The 2020 session also might be notable as the time the Legislature took its first toddler steps toward a renewable energy future, with legislation to encourage power companies to develop solar energy facilities (Senate Bill 583).
However, going through the bills still alive after Crossover Day, which will be up for consideration in the final nine days of the session, is not a particularly inspirational exercise.
This being an election year, there are a number of bills that could be described as pandering to constituents, particularly the God-and-guns crowd.
I count at least six bills either weakening gun safety regulations or reducing gun licensing fees.
That includes a bill to remove the last vestiges of common-sense gun safety measures for municipalities, to prevent cities from prohibiting firearms at outdoor events such as Charleston’s Live on the Levee or Foam at the Dome (Senate Bill 96).
(On dollar beer nights at Watt Powell Park, as the crowd became rowdy, Wheeler Bob would tell them, “Be sure and come back tomorrow for handguns and hard liquor night.” Who knew that was a prophecy, and not a punchline?)
There also are bills to allow firearms in vehicles parked on public school grounds (Senate Bill 482) and repealing a prohibition on the roadside public display and sale of weapons (House Bill 4618).
We also have dueling House and Senate versions of bills allowing elective Bible classes in public schools (Senate Bill 38 and House Bill 4780), despite a whole host of legal and practical issues, including one raised by Delegate Mike Pushkin, D-Kanawha, that certain portions of the Bible containing R-rated material are not suitable for children.
Arguably, the “Tim Tebow Bill” (Senate Bill 131) and a similar bill in the House (House Bill 3127), to allow home-schooled and/or private and parochial school students to participate in public school sports and extracurricular activities, is appealing to that same audience.
Then there’s the bill that would say a kid who answers a science test question by saying the world is 10,000 years old couldn’t flunk the test if that’s his religious belief (House Bill 4069).
Other bills still alive this session could fit into categories including fossil fuel industry tax breaks, including legislation to expand tax cuts for power companies that keep operating coal-fired plants (Senate Bill 793), as well as ALEC-backed bills to de-license professions and to make it easier to classify workers as independent contractors.
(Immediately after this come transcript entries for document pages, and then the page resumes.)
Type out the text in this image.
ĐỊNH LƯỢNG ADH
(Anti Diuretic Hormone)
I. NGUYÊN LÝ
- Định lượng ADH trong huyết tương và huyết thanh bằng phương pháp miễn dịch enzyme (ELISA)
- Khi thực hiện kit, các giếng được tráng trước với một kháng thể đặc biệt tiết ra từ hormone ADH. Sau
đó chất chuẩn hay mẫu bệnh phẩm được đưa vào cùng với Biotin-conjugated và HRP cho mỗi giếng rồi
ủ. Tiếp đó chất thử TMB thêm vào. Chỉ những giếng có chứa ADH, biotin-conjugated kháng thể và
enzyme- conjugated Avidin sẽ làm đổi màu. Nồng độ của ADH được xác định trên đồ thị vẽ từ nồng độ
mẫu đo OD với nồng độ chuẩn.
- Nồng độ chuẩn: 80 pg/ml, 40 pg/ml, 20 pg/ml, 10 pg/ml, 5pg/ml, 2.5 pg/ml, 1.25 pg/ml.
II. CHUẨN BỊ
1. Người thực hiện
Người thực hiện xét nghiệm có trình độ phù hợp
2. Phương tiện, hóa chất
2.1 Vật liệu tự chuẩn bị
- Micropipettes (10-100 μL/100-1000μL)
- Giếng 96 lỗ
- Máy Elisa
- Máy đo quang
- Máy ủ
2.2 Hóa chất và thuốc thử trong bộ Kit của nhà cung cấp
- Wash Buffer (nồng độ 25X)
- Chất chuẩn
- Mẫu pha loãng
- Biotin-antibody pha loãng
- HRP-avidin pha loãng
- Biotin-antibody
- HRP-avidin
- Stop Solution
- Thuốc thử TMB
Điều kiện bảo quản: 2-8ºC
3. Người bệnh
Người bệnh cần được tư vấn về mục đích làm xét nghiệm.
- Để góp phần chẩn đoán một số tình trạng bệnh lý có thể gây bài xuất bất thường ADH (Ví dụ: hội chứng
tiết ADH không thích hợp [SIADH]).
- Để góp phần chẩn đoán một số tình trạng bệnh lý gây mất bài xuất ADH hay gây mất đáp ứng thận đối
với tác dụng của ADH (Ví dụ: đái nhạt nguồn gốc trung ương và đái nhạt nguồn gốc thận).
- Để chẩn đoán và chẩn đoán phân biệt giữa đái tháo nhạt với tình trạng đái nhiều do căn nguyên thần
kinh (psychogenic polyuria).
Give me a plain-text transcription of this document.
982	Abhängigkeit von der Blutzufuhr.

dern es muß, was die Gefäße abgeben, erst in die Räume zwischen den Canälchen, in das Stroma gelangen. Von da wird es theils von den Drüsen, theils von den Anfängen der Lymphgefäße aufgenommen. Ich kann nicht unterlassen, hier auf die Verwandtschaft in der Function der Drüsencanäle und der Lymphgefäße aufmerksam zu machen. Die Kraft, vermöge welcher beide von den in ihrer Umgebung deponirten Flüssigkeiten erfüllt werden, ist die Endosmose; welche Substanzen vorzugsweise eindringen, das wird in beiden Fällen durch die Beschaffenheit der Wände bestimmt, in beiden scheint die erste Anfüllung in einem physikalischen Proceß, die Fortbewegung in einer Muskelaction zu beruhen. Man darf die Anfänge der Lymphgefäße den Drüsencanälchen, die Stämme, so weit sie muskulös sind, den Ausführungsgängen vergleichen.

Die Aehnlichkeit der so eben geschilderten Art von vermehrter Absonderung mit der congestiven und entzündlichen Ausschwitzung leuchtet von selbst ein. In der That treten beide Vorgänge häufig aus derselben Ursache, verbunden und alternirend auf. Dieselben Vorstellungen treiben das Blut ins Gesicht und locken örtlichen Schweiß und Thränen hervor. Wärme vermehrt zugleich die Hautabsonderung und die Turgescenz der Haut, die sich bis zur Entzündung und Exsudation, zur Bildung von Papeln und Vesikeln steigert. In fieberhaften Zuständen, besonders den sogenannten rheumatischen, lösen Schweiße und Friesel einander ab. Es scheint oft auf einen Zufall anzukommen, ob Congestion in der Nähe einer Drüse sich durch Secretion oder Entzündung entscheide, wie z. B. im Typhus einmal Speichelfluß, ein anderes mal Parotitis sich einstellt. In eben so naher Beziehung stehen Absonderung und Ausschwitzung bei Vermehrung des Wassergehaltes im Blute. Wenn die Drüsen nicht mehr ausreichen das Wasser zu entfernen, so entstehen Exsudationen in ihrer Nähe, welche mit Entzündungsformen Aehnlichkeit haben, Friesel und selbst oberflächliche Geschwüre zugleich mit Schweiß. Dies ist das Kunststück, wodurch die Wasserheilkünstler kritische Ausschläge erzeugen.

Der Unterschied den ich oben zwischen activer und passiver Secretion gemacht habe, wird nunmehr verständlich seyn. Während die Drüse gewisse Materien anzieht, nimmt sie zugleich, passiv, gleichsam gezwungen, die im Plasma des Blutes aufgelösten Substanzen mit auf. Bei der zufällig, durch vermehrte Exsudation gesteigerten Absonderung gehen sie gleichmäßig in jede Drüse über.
After all, what says low pay and no benefits better than “unlicensed independent contractor”?
Meanwhile, every session has its share of bills that are simply head-scratchers as to why they are even here.
Bills fitting that description still alive this session include legislation mandating the teaching of cursive writing in elementary school (House Bill 4089), allowing individuals to brew small quantities of moonshine for personal consumption (House Bill 4158) and outlawing eyeball tattooing (House Bill 4161, since we need to crack down on that epidemic of people with colored eyeballs).
It’s worth pointing out that Crossover Day is a fairly recent legislative invention.
Prior to 1987, there was no formal cutoff date for each house to complete work on bills originating in that chamber.
Contrary to popular belief, I haven’t been covering the Statehouse forever, so the lack of a Crossover Day predates my experience, although I’ve heard stories about the chaotic last nights of the session, with massive logjams of bills taken up in the final hours and minutes before midnight.
That led to the saying coined by former House speaker Clyde See, “Fat possums move late at night.”
He meant that, in the havoc of the last night, legislators were passing bills without having the opportunity to vet their contents, resulting in passage of bills containing provisions benefiting particular constituencies or directing pork-barrel spending, or both.
Beginning with the 1987 session, the Legislature set the 53rd day of the session as Crossover Day, which reduced — but did not eliminate — the logjam on the final night.
It essentially assured that the Legislature would be in session on the next-to-last Saturday of the regular session, that being the 53rd day. After taking Sunday off — primarily to give legislative attorneys time to go over bills arriving from the other house — that left only six days to act on the other house’s bills.
Since it was unheard of back then to give bills a single committee reference, bills would go to minor committees on Monday and Tuesday, and on to a second reference in Finance or Judiciary committee on Wednesday and Thursday.
That left no room for error — if a bill were left off a committee agenda or if a committee could not get to a bill in the course of its extended workday, odds of passage became very slim.
With virtually all committee reports reaching the floor on Wednesday and Thursday, that still resulted in bills stacking up for passage votes on the final day of each session.
In 2004, the Legislature again changed its rules to push Crossover Day back to the 50th day.
I was around for that change and, while not idyllic, it has been a notable improvement, expanding the time window to work on bills from the other house by at least 50%, assuming legislators take the 54th day (Sunday) off.
That extra time has turned the last day of the session from chaotic to frequently underwhelming, with the last night most often padded with interim study resolutions and floor speeches to carry the session to its conclusion at midnight.
When it comes to the legislative process, boring is good.
Ideally, I’d like to see Crossover Day pushed back even more, perhaps to the 45th day, for greater transparency, but there doesn’t seem to be any momentum for that.